We are acutely aware of the challenges that many people, families and businesses continue to face up and down the country and are working alongside our customers to provide the support they need – whether that is managing their money better, saving for a house or retirement or starting or growing a new business – as well as playing a leading role in the transition to net zero.

As our economy recovers and the trend towards digital services accelerates, we are investing to deliver long term value in the bank and drive sustainable growth.  We will do this by building closer and deeper relationships with our customers and by supporting their evolving needs and expectations at every stage of their lives.”


2021 FINANCIALS

Operating profit
£4.3bn – for the whole group.

• Up from loss of £351m in 2020.
• £4.0bn – operating profit for the continuing group.

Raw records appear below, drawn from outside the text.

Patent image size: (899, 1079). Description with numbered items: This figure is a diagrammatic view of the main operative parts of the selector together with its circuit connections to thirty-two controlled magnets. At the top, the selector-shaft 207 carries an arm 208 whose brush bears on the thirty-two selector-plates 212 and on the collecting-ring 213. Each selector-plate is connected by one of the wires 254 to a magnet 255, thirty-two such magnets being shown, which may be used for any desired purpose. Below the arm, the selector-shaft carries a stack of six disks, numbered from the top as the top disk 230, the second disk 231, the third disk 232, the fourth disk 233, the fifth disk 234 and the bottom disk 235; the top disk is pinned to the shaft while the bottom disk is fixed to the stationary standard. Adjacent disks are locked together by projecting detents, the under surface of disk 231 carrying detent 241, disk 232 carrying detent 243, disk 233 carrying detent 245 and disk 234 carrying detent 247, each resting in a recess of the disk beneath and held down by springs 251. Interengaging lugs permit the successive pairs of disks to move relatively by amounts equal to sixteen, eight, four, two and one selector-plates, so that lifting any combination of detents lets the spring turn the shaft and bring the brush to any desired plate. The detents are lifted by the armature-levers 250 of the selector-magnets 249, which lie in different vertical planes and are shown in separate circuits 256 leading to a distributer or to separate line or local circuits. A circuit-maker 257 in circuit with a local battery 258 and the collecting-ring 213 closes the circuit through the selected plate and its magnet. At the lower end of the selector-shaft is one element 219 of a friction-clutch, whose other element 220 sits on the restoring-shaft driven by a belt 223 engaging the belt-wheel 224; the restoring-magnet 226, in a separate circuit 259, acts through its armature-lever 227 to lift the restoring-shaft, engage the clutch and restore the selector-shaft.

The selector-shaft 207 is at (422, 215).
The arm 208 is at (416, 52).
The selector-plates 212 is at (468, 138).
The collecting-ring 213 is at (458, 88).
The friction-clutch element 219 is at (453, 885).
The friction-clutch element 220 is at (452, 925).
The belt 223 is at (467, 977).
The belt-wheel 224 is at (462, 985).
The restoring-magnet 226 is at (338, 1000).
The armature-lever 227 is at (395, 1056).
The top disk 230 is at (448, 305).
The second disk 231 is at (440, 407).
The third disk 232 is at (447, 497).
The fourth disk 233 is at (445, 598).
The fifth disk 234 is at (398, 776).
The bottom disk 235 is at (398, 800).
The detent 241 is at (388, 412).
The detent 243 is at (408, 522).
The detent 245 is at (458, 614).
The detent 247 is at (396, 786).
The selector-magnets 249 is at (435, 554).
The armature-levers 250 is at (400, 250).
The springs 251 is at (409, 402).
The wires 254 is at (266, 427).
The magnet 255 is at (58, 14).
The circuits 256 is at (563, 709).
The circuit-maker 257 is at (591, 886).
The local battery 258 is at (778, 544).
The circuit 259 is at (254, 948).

Impairment release of £1.3bn, compared to a charge of £3.2bn in 2020 £341m – Q4 impairment release.

Growth
Net lending up £7.8bn (2.6%) on FY2020 (UK and RBSI retail and commercial businesses, excluding government support schemes).

Costs
Cost reduction of £256m (4.0%) on FY2120 (ex OLD and Ulster Bank direct costs).

Capital
CET1 ratio of 18.2%.

• Down from 18.7% at Q3 - result of capital distributions and reduced RWAs.

Capital returns
£3.8bn of distributions announced for 2021.

• £1.2bn dividends - £846m final (7.5p/share), £347m interim (3p/share).

•  £1.5bn on market buy-backs – £750m executed + additional
£750m announced today.

• £1.1bn directed buy back in March 2021.

• Total of £1.7bn back to UK government in dividends and buybacks for 2021.


OUTLOOK

Income
In 2022, we expect income excluding notable items to be above £11.0 billion in the Go-forward group.

Costs
We plan to invest around £3 billion over 2021 to 2023 but, with continuing simplification, we plan to reduce Go-forward group operating expenses, excluding litigation and conduct costs, by around 3% in both 2022 and 2023.

Impairments
As a result of positive actions to change the shape of our book in recent years, we expect our through-the-cycle impairment loss rate to be around 20 - 30 basis points. We expect our 2022 and 2023 impairment charge to be lower than our through the cycle loss rate.

Capital
We aim to end 2022 with a CET1 ratio of around 14% and target a ratio of 13-14% by 2023.

Returns
In 2023, we expect to achieve a return on tangible equity of comfortably above 10% for the Group.

RWA 
Across 2022 and 2023, we expect movements in RWAs to largely reflect lending growth and our phased withdrawal from the Republic of Ireland.

Dividends and pay-outs
We intend to maintain ordinary dividends of around 40% of attributable profit and to distribute a minimum of £1 billion in each of 2022 and 2023 via a combination of ordinary and special dividends. We intend to maintain capacity to participate in directed buybacks of the UK Government stake, recognising that any exercise of this authority would be dependent upon HMT’s intentions and is limited to 4.99% of issued share capital in any 12-month period.

We will consider further on-market buybacks, in addition to the £750 million announced, as part of our overall capital distribution approach as well as inorganic opportunities provided they are consistent with our strategy and have a strong shareholder value case.

Ulster Bank ROI
We have made good progress on our phased withdrawal from the Republic of Ireland and expect the majority of the Allied Irish Banks and Permanent TSB asset sales to be largely complete by the end of 2022 and deposits to reduce over a longer timescale. We would expect income and RWAs to follow the balance sheet trajectory. We expect the cost base to reduce over time and anticipate other operating expenses, excluding withdrawal related costs, in 2023 will be around €200 million lower than 2021.

We expect to incur disposal losses through income of around €300 million in 2022 and withdrawal related costs of around €600 million across 2022-24, with around €500 million incurred by the end of 2023.

We expect the phased withdrawal to be capital accretive.